モトクロス富田選手引退 金沢出身、昨季の日本王者

現役引退を決めた富田選手(中央)。石平選手(左)と鈴村選手にエールを送る=金沢市内

  ●マシン開発、若手育成へ 「後輩に技術伝えたい」

 モトクロスのトップライダー富田俊樹選手(32)=金沢市三馬出身、ヤマハ所属=が今季限りで現役を引退する。国内最高峰の全日本選手権IA1クラス(450ccまで)で初の年間チャンピオンに輝いてから1年余り、17年間の選手生活にピリオドを打つことを決断した。今後はテストライダーとしてマシン開発に携わりながら指導も行う予定で「身近な後輩に培った技術を伝えたい」と意気込んでいる。

 富田選手は4歳の頃、父誠幸さんの影響でモトクロスを始め、16歳からIA2クラス(250ccまで)で戦った。2013、15年には年間チャンピオンとなり、その後、米国の選手権に舞台を移した。

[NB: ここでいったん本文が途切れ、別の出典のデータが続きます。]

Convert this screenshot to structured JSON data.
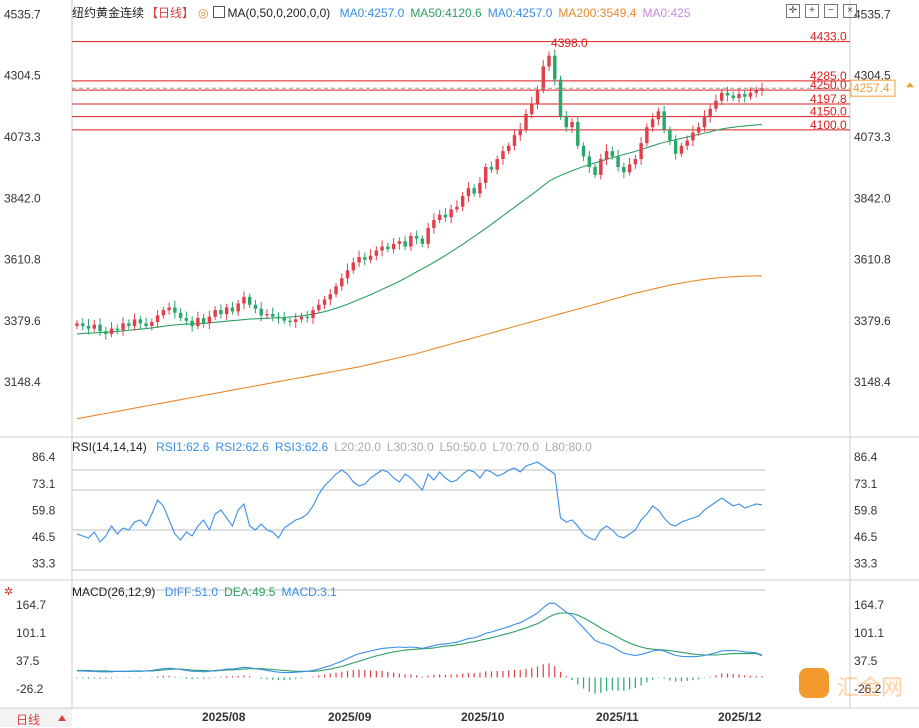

 20年に国内最高峰のIA1クラスへ転戦すると、2年連続で年間2位となるも悲願の頂点には届かず。悔しさをバネに、昨年は約20レース中8レースを制し、2位に大差を付けて年間王者の称号を手にした。今年は2連覇こそ逃したが、3位の好成績を収めた。

 しかし、今季途中から「燃え尽き症候群」に陥り、モチベーション維持が難しくなった。出走時の出遅れや転倒でのけがが脳裏をよぎるようになったといい、「遅かれ早かれ引退するなら、良い時に第2の人生をスタートさせよう」と引退を決めた。

 引退後はヤマハのテストライダーに加わる予定で、選手目線でマシンのモデル開発に取り組みながら、若いライダーの育成にも力を入れる。

  ●来季A級デビュー、県出身の2人「尊敬」

 富田選手が引退する来季、県出身の2人がIA2クラスに昇格してA級デビューする。今季のIBオープンクラスで5位に入った石平凌大選手(21)=内灘町、ヤマハ所属=と同6位の鈴村絆選手(17)=金沢市内、ホンダ所属=で、いずれも富田選手の背中を追って努力を続けてきた。

 富田選手について石平選手は「陰で努力する姿を見て尊敬している。いつか超えたい」と語り、鈴村選手は「富田選手の映像でしっかり勉強し、けがせず1年間走りきりたい」と意気込んだ。